All Pure Salt
By Cheryl Julia Lee
Sometimes it’s kinder to believe
that the world is flat,
that it’s better to give than to receive,
that you’re almost
there.
In Madrid, they built a church on a lie
that every day still rings its bells three times.
But kindness doesn’t interest
me when it comes to wanting you.
If ever I was made to fall
in love, and to fall in love with a girl,
that girl is you.
Two points are enough to establish direction:
I started with a word
I was frightened of as a child
and I see my solitude finishing in you.
Two people on a paper boat are saved from sinking
if the sea is all pure salt
as this sea is, I promise you—
you can trust this floating feeling.
It is the water telling you not everything will get better
but not everything hits the ground either.
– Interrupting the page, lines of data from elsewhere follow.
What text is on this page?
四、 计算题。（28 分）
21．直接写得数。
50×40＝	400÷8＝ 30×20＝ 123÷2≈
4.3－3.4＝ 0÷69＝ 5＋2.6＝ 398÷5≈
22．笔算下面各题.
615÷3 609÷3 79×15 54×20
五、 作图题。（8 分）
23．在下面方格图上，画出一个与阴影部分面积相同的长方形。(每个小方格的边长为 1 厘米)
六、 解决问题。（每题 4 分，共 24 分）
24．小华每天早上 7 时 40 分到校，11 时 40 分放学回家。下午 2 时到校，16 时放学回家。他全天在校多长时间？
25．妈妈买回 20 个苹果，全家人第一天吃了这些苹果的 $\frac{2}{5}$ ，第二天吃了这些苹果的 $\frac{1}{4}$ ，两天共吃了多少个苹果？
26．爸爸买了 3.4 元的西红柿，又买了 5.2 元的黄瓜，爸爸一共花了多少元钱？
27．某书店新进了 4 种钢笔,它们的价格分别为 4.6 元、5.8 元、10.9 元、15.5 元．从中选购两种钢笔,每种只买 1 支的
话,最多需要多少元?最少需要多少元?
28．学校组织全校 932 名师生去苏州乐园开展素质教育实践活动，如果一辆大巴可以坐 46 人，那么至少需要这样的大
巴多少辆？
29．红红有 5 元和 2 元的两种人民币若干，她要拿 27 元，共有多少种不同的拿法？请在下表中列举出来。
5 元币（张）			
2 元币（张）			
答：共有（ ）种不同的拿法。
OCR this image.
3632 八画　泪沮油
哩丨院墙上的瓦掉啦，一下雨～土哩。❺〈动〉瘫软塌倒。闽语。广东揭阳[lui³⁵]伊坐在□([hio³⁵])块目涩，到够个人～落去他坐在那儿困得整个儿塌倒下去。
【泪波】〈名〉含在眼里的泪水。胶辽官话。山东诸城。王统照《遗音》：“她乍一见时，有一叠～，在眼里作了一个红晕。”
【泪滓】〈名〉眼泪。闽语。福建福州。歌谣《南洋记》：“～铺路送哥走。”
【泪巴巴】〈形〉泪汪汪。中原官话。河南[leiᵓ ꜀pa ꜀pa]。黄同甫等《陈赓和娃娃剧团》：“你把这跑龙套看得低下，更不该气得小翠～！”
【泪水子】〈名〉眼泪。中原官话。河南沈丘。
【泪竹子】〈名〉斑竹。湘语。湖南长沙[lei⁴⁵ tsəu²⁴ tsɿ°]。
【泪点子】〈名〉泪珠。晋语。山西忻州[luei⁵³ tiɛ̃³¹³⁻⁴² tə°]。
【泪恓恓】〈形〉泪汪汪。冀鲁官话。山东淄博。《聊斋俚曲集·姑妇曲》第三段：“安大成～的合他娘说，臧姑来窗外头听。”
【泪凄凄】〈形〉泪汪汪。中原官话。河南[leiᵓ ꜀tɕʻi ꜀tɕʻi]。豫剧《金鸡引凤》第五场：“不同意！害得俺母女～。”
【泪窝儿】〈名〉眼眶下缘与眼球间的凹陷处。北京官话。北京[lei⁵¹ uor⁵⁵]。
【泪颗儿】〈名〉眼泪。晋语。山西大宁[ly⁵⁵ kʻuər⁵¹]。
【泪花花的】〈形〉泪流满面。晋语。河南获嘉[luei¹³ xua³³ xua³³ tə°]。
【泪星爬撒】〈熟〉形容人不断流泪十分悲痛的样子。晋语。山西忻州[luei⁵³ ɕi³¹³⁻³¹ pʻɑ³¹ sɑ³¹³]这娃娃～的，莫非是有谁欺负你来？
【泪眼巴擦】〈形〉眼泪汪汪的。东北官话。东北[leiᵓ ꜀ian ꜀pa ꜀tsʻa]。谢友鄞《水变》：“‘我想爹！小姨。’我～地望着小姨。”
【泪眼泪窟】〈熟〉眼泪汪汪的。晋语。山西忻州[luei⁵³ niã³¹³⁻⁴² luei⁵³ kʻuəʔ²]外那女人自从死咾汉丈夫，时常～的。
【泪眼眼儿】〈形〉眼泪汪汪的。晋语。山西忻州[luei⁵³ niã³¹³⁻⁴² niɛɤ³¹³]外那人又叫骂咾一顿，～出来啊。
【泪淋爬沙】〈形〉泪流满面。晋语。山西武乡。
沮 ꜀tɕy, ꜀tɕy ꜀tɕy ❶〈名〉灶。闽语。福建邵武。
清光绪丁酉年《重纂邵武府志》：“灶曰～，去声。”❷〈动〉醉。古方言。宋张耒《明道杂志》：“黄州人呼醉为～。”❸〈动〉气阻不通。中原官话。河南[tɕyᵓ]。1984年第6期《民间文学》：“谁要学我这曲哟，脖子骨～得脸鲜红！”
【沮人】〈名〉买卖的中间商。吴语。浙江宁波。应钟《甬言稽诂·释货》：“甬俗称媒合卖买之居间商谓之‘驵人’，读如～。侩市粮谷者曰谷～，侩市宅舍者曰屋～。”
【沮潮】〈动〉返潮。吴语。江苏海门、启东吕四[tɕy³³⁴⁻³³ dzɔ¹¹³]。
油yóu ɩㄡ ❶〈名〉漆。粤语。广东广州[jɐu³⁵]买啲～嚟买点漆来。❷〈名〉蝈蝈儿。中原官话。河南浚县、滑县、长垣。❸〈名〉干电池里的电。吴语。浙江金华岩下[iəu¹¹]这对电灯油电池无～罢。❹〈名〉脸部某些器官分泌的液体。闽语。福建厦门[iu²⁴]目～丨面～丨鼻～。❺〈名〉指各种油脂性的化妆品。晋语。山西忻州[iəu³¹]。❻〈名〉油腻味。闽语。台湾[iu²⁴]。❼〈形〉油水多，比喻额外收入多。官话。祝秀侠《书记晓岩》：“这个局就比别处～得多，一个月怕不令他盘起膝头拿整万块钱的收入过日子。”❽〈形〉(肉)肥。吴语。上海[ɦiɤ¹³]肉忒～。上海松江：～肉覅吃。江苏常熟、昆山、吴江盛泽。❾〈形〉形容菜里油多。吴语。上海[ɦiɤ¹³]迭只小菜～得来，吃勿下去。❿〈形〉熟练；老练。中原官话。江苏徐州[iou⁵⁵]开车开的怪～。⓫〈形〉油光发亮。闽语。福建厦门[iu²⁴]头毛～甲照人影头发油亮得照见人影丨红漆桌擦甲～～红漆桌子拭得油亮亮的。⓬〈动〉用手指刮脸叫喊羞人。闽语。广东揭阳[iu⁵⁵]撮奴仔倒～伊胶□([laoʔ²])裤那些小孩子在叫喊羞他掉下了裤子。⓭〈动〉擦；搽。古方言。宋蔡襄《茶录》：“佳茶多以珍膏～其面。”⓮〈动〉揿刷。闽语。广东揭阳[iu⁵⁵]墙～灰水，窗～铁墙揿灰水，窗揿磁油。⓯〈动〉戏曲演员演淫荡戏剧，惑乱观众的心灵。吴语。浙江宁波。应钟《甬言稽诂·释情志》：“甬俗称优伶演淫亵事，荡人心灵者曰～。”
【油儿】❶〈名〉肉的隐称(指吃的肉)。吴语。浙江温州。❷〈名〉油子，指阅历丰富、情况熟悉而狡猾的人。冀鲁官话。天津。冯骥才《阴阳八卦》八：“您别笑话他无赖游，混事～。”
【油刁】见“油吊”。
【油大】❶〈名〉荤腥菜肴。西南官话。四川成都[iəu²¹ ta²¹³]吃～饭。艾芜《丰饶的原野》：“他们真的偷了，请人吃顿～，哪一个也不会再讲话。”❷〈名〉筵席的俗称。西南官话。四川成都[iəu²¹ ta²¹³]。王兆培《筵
The only physics proper to this universe
is the one that says gravity is attraction
not surrender.
I’m putting my hands down and opening my palms wide.
So come my way, so come close,
come closer still.
Room for Wounding
Take how the universe began: heaven
divided from earth, lovers pulled apart,
space expanding in time towards collapse.
Or how we make meaning from ritual
sacrifice: bread pressed into palm remembering
stigmata, dreams of snow or teeth translated
into foreboding, the womb filling up
to be emptied. There is always room here
for wounding. Two goats on separate cliffs
calling to one another make a tragedy;
a sculptor’s daughter missing her beloved
traces his shadow and invents drawing.